UCOEs, or Ubiquitous Chromatin Opening Elements, are delivery vectors used to insert genetic information into cell lines being developed for biomanufacturing applications.
According to Millipore, the inserts produce stable cells that express the gene of interest at higher levels than are achieved by other transfection methods which, the US firm claims, makes it easier to select the most productive clones, thereby reducing development time.
Under the new deal, UK-based Biodesign will use the UCOE technology to create mammalian cell lines for its customers, which according to process development manager David Simpson, is one of the firm’s core strengths.
Dr Simpson told outsourcing-pharma that: “[Eden] has considerable technical expertise in both the development of the UCOE elements and, through its own in-house strategies, has developed a platform fermentation process enabling the expedition of our client’s products to the clinic.
“This coupled with the UCOE’s inherent boost to both expression levels and stability has enabled a major step change for both our clients and Biodesign in terms of delivery.”
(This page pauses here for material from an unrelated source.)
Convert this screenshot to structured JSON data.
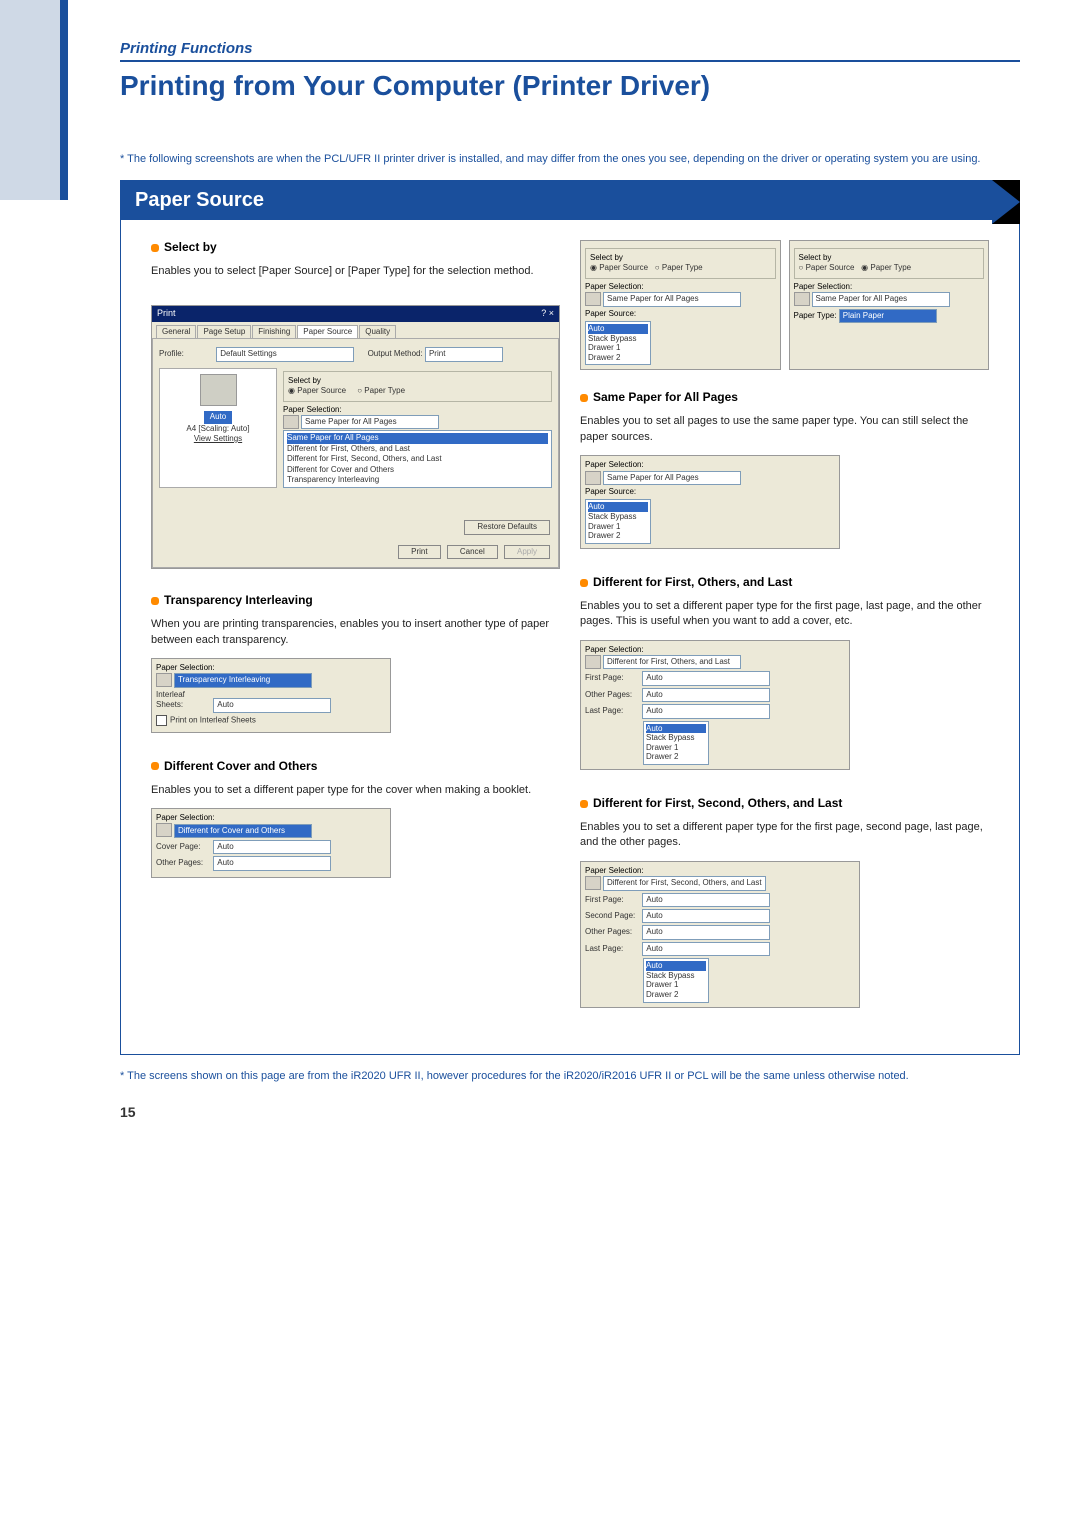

The technology’s benefits were also stressed by Millipore’s VP of Upstream processing Andrew Bulpin, who said that it “revolutionizes” the speed with which protein therapeutics can be produced in mammalian cells.
He added that “We are pleased to collaborate with Eden Biodesign the complex mammalian cell line development area and have high expectations for ongoing success of this partnership.”
Boost for Watson
Biodesign’s strength in biologics manufacturing was also highlighted as a key driver for Watson Pharmaceuticals acquisition of the UK CMO earlier this year.
Speaking at the time Watson CEO Paul Bisaro said that: "Completing the acquisition of Eden is the next strategic step in our commitment to establishing a major position in biologic products on a global basis.”
It therefore seems likely that Watson one of the key beneficiaries of Biodesign’s partnership with Millipore.